L'abandon a été un livre documentaire. L'abandon a été une bande dessinée documentaire. L'abandon aurait pu être un film documentaire. Aurait dû ? C'est en tout cas ce que le réalisateur, Vincent Garenq, revendique en ayant voulu coller au plus proche de la réalité. Le film se veut en effet factuel, la mise en scène se veut sans éclats, le jeu se veut réaliste (les deux têtes d'affiches jouent bien, le reste non). Alors, pourquoi ?

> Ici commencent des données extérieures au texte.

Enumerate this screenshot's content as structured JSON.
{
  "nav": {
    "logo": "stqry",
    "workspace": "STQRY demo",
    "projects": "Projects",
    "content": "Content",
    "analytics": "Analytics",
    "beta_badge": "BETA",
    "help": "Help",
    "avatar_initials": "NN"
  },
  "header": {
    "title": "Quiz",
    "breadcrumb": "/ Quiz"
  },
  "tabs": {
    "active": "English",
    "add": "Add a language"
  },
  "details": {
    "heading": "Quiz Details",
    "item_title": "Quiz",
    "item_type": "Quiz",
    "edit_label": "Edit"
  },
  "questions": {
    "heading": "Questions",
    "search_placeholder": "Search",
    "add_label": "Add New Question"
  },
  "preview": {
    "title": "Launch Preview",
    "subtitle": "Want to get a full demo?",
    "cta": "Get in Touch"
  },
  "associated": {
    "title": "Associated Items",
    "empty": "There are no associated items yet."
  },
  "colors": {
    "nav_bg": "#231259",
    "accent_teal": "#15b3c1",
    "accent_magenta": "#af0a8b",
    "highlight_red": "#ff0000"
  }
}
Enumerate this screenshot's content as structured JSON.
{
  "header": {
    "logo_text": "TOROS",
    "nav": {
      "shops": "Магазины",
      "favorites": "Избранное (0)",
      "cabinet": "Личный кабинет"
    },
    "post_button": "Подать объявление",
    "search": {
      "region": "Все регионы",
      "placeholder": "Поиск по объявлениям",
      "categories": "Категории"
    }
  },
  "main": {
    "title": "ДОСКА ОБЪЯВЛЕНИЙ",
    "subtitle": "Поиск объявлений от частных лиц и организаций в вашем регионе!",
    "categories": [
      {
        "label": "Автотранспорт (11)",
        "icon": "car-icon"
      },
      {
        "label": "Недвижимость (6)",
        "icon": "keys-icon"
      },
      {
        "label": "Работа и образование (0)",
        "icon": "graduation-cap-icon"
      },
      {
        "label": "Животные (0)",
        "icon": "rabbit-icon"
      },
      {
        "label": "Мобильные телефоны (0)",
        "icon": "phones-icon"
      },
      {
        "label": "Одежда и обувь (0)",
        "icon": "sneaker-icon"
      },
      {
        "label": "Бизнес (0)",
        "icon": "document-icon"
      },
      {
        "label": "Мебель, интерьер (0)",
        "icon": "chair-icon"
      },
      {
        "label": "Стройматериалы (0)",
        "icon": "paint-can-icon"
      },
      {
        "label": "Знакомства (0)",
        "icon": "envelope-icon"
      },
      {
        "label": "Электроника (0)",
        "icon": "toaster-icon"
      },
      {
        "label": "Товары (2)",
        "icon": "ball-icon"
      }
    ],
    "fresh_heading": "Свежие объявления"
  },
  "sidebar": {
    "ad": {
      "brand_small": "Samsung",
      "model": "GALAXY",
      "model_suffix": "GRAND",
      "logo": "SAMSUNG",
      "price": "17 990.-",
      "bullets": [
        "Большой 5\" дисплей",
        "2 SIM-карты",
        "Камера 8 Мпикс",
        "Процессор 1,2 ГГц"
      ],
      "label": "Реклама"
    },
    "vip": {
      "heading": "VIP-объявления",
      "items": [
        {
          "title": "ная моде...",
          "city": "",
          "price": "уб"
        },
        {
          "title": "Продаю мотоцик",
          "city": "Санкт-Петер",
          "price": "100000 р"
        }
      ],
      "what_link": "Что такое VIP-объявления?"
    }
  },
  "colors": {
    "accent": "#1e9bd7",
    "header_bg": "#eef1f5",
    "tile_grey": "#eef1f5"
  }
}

Pourquoi ouvrir le film par une voix-off post-mortem fictionnalisée accompagnant des images au style de gopro, si on veut être purement factuel ? Pourquoi mettre en image une scène tout droit sortie d'un mensonge d'adolescente, imaginaire donc, si on veut être purement factuel ?
Autres choix artistiques douteux :
Pourquoi mettre en boucle la vidéo du père de l'adolescente fautive, une fois que celle-ci est publiée sur les réseaux, et créer des effets sonores de brouhaha ? N'y a-t-il pas d'autres façons, plus simples, de représenter une rumeur qui court ? Pourquoi représenter le salafiste fiché S à la fois de façon caricaturale et de façon réaliste ? Ceci est le symptôme d'un film qui veut parler des caricatures de Charlie Hebdo et d'intégrisme religieux, de la façon la plus factuelle possible.
Le problème de L'abandon, c'est qu'il ne sait pas sur quel pied danser. L'erreur de Vincent Garenq est sans doute d'avoir voulu faire des effets de style. Il a cependant le mérite de ne vouloir stigmatiser personne, aucune communauté, aucune religion, de rendre hommage et de rassembler (en atteste la fin, peut être la scène la plus simple et donc la plus émouvante du film). Aucune raison d'être instrumentalisé par les islamophobes d'extrême droite, donc. Un film utile, mais sans doute raté.